Claims about the suppression of evidence have led to suspicions of Washington's involvement in a cover-up

Iran Daily
It said the CIA blamed the Popular Front for the Liberation of Palestine for carrying out the attack with Syrian backing "in revenge for the US shooting down of an Iranian Airbus in the Persian Gulf five months earlier".

"Other claims about the suppression of evidence by the US have led to suspicions of Washington's involvement in a cover-up", it added.

Many of the main European and US newspapers felt the outcome of the trial was still far from certain.

The trial will certainly not clear up all the mysteries of the case

Le Monde
The French Le Monde said the investigations carried out since the extradition of the two suspects were "not conclusive as to a Libyan connection".

"On the contrary, witnesses who accused the two men have since retracted their statements," it adds.

"The trial... will certainly not clear up all the mysteries of the case. Tasked exceptionally with ruling on the culpability of the two presumed perpetrators, will the three Scottish judges ever be able to name the true mastermind behind the attack?" the paper wondered.

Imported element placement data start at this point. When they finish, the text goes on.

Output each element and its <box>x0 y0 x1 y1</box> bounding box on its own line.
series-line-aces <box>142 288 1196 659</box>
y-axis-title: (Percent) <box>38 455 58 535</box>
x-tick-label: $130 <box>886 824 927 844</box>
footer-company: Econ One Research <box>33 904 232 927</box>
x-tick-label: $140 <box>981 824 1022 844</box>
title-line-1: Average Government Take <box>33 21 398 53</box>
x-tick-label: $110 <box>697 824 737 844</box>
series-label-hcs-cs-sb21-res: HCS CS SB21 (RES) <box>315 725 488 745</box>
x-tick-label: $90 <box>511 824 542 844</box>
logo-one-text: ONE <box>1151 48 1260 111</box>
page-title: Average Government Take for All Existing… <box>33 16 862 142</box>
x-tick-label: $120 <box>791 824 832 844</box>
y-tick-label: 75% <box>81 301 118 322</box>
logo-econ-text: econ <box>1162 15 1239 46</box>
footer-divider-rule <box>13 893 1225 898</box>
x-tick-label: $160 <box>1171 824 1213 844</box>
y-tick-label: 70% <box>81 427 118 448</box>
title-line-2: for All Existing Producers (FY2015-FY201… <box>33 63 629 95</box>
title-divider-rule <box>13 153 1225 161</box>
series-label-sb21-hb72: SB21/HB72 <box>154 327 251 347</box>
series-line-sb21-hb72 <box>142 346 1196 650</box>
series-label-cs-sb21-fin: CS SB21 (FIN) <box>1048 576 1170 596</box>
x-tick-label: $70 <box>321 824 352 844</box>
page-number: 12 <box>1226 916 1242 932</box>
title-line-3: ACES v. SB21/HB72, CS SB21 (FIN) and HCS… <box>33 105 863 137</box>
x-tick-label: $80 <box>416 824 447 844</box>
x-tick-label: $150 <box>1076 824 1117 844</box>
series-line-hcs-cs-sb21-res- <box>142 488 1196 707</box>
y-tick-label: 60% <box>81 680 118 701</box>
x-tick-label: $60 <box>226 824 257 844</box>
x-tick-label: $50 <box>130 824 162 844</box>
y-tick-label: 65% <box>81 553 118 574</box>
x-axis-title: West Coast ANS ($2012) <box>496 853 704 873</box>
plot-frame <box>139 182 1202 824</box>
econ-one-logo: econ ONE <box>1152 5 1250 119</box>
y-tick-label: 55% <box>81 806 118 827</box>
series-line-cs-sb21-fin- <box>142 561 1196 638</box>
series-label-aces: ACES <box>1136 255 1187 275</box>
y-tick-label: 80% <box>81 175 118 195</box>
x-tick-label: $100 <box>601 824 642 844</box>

The families of the victims fear that the trial may spare possible accomplices within the Libyan regime

Luxembourg's Tageblatt reflected that the families of the victims were afraid that the trial "may spare possible accomplices within the Libyan regime."

"There are many flaws in this eminently complex case involving depositions from some 15,000 witnesses, informers and experts from around the world," said the Belgian Le Soir.

"Did not the Scottish judicial authorities say they also suspected a Palestinian extremist ... on the very day that charges were brought against the two Libyan suspects?"

The Italian La Stampa said a guilty verdict was "far from a foregone conclusion", but already discerned a winner.

The winner is Colonel Gaddafi

La Stampa
"Whatever the outcome of the trial, there's already an assured winner, and it's not the victims' relatives," the paper said.

"The winner is Colonel Gaddafi, who on agreeing to the extradition of the two defendants saw the lifting of the sanctions imposed by the United Nations for the past seven years."

Pointing out that Gaddafi "seems convinced that the trial poses little risk to him", the paper said the contents of a letter from United Nations Secretary General Kofi Annan asking him to agree to the men's extraditions "have remained secret to this day".

"Some of the victims' relatives are convinced that the letter contains a promise that the verdict to be reached at Camp Zeist will not involve the Libyan leader," the paper said.

The International Herald Tribune described the "rich mixture of contrasting cultural traditions" in the high-security courtroom in Camp Zeist.

"The defendants, wearing ceremonial Libyan robes and prayer caps, took their seats before the panel of judges, who wore curly grey wigs and flowing ivory robes emblazoned with red crosses", the paper said.

"The Western spectators rose to their feet as a sign of respect when the judges entered the courtroom. The Libyan spectators rose to their feet when the two accused terrorists walked in."

The New York Times said the trial marked a first in many ways, one of them being the wide attention - "usually associated with the American courts" - that the trial is attracting in Britain.